“You must be the change you want to see in the world” ~ Gandhi.
Has connection got worse since we became so digitally connected or do we simply need to up-skill to catch the wave of modern tribalism?
It’s difficult to miss the extent of which the world has changed in the past three decades. The exponential growth of technology has created a dynamic shift in every aspect of our everyday lives. How we eat, interact and work has shifted onto a mobile platform from dinner via UberEATS to a corporate employment strategy that involves filters on Snapchat, the world is different.
All of the above has been given a lot of airtime and a lot of consideration around how it impacts us on personal, country and global levels.
How we create, build and interact within community has also experienced exponential change. This change has caused great impact on the individual level that has been the focus of considerable negative coverage.
People feel disconnected. People feel lonely.
The thing is, loneliness is proof that your innate search for connection is still intact. The philosopher Aristotle, in his famous conversations with Plato said that there should be three parts to a loving friendship: Unity, Pleasure and Goodness. These are innate skills we are all equipped with, so the only thing standing between any person and their ability to create deep bonds with another is lack of access to others.
I have thought about this a lot. How it could be, that in a time where we are more connected to more places and people than ever before, the average persons experience of connection has decreased.
People have been saying tribal communities are a thing of the past, but I find myself questioning if this is really true, not to belittle the personal experience of people feeling this, more so to understand if it is that the opportunity to connect has actually increased (as you would expect inline with the advancement of digital connectivity) and we just all missed the how-to on YouTube?
Do we need, as a species; to rewrite the way we think connection is made, in order to open the gates to our new global tribe?
Historically if you connected with someone outside of your direct community, it was dangerous, often resulting in loss of life, so we have some deep wiring that unconsciously drives us to be afraid of reaching out into the unknown. Our wiring needs to untangle from the past and we need to reset our thinking about how and where connection is created.
If you set aside, all of the notions you have for how friendship, real lasting deep connected friendship is created historically, and forget any rules or conditioning you have around where it’s found and just look at the tools you have at your fingertips to create new connections in your life, how would you do it?
How would you search for your tribe?
It’s a question that forces you to look deeply within, past the stuff you do or the job you have or your role in your direct family. It is an asking of self; who am I? What kind of person am I? What am I really passionate about? And how do I find people that I will relate to? What do I admire in others, what am I interested in learning about or being exposed to? What languages, places, subjects or activities are am I interested in?
Well, the chances are, if you set aside a day, just one Sunday even, to search online, on the global platform of connectivity you have at your fingertips, you would probably find groups, conferences, communities and institutions that share your interests. You will probably find them locally, or within your country, but you would also find them globally, in new and exciting places. You even have algorithms that have been specially created and optimised to support your search, and could probably find options that tick many boxes on your tribal wish list.

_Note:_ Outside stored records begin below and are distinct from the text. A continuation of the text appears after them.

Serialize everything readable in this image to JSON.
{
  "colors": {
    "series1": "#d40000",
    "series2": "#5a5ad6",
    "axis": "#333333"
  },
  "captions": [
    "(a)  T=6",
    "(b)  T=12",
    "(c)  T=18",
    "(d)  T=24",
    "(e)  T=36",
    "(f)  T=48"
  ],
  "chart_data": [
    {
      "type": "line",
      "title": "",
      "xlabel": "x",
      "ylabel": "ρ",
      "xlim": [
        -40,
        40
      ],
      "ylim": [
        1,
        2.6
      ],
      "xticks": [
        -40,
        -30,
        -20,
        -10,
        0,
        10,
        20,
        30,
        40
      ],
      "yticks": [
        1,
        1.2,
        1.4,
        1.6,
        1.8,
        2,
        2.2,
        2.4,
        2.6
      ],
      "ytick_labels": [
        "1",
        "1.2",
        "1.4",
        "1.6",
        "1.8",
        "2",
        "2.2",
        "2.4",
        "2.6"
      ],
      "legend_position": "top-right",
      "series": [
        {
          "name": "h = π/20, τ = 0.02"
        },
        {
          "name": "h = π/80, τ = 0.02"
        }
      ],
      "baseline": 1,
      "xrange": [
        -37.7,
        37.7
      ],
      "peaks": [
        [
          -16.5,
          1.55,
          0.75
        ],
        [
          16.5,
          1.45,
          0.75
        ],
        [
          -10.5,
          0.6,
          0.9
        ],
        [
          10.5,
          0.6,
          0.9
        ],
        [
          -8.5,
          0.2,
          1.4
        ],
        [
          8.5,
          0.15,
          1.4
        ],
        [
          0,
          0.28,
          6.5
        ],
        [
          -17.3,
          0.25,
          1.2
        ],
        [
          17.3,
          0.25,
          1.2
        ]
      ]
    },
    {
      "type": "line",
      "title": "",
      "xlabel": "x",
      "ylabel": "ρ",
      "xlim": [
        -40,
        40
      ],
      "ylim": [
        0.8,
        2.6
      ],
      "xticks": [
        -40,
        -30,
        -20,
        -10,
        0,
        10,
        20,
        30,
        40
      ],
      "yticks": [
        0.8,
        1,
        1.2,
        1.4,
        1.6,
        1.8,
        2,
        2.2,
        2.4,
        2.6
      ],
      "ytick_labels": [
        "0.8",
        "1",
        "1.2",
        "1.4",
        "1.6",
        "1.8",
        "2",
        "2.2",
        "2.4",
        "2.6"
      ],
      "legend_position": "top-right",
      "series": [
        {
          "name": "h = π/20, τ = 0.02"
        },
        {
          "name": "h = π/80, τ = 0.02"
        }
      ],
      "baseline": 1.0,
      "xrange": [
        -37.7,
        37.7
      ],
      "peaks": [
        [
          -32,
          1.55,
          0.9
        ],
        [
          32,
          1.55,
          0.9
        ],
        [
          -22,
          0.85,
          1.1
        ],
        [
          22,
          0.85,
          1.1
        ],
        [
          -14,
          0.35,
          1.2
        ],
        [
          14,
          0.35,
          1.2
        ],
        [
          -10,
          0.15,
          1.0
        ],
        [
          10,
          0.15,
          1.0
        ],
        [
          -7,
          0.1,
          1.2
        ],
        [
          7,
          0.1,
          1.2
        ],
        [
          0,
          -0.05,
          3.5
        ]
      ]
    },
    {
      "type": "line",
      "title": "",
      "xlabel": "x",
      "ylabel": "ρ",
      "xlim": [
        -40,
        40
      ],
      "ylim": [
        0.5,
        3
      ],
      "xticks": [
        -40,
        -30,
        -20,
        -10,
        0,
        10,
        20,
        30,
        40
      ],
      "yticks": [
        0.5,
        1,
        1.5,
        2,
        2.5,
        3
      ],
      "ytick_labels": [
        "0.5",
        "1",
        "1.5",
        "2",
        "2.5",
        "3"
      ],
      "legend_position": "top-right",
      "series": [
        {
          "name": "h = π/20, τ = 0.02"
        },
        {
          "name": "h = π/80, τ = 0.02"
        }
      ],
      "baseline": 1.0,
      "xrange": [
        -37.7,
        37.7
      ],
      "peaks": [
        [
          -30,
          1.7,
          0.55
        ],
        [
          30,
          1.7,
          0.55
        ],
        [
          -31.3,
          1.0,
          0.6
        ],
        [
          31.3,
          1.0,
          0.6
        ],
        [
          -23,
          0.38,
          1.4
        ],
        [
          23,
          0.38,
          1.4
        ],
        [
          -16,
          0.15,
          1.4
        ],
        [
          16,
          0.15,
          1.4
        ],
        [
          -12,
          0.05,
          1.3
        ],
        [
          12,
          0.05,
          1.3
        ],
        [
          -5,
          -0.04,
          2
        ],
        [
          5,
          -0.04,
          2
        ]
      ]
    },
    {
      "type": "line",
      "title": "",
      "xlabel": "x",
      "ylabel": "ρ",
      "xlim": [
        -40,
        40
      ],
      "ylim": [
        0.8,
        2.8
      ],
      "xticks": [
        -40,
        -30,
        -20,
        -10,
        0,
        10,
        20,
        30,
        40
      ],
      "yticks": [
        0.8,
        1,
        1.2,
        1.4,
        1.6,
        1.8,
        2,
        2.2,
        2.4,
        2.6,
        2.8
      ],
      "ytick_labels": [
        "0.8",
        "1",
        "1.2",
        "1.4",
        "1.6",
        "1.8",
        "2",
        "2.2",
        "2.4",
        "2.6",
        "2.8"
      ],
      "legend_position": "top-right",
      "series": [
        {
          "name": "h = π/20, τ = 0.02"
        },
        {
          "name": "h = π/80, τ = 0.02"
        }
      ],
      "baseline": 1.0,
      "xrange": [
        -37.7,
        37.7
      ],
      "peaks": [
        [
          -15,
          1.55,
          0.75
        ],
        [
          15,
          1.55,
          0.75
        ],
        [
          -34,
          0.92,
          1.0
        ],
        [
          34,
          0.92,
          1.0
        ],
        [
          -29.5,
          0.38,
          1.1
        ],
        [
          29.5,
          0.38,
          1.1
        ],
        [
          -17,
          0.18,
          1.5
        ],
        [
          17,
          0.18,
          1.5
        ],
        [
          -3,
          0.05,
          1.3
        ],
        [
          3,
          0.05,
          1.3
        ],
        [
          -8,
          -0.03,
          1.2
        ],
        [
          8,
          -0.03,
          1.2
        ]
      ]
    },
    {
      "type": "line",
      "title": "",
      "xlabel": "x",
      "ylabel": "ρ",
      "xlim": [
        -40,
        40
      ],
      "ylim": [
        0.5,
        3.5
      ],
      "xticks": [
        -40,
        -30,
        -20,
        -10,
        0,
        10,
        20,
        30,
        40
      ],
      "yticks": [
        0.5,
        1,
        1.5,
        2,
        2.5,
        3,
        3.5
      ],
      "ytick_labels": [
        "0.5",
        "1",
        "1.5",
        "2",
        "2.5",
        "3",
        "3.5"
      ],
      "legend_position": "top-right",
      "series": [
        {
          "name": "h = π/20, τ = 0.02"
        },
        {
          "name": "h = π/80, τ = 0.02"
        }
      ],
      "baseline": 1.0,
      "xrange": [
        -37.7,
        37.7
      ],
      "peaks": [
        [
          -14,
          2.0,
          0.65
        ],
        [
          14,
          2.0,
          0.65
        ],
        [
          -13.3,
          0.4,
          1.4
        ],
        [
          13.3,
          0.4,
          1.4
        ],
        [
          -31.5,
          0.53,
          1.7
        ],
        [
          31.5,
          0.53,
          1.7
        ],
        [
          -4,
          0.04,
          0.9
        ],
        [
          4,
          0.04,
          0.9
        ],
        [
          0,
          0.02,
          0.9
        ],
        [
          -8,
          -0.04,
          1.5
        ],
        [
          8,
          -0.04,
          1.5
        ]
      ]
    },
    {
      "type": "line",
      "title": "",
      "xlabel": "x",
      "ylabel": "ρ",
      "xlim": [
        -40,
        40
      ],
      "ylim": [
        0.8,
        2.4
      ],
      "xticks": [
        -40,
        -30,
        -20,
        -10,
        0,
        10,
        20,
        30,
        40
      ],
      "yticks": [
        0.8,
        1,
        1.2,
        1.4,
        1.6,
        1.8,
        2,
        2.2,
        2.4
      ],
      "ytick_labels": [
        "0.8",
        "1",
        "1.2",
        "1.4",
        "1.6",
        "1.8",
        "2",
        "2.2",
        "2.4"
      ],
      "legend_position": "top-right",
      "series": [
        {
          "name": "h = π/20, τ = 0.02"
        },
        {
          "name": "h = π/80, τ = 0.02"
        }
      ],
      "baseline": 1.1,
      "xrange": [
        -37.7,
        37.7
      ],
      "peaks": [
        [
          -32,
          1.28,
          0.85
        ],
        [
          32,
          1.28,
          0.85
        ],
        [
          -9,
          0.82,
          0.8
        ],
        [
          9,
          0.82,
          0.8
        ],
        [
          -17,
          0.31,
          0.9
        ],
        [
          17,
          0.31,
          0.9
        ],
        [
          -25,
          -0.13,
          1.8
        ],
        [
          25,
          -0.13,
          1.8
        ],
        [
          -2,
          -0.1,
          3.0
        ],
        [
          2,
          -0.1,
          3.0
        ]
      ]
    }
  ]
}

Perhaps the issue with digital social connection is not that its all “surface level” but that we, the user, are treating it that way and the results are simply a reflection of what we are putting in.
Friendship, the kind that Aristotle spoke about, with unity, pleasure and goodness takes effort. Real life effort. Regardless of where and how they are formed, this rule applies.
You make the connection. Then you do the work. Then it takes time. After all tribal trust was built over generations, not over night, and even with this generational membership every new generation underwent initiation and event to prove commitment to the tribe.
Finding your tribe is not as easy as a click of the button, the click and the button is just the new pathway for you to build and grow with other humans. Creating lasting bonds however is your personal choice and responsibility towards commitment.
Maybe when everyone stops dismissing digital social connection as “just fun” or “not important”, and starts approaching it as you would any other community, asking what are it’s needs, which needs do you personally want to serve and how it can serve you in return.
Ultimately, it comes back to what it always has, how much time, energy and effort are you prepared to put into building connection in your life? And how prepared are you to reach out and be vulnerable to create that connection?
It’s easy to read the Gandhi quote at the top of this and jump to the “change the world” narrative, however I urge you to consider it in another way, a little closer to home, “You must be the change you want to see in the world”, in your world, in your life, with your own personal ability to connect. Be the one to change your view on how, so you can head out into the world and find your tribe.
I like to think of this as a life changing kind of crowd-sourcing…I call it Digital Tribalism.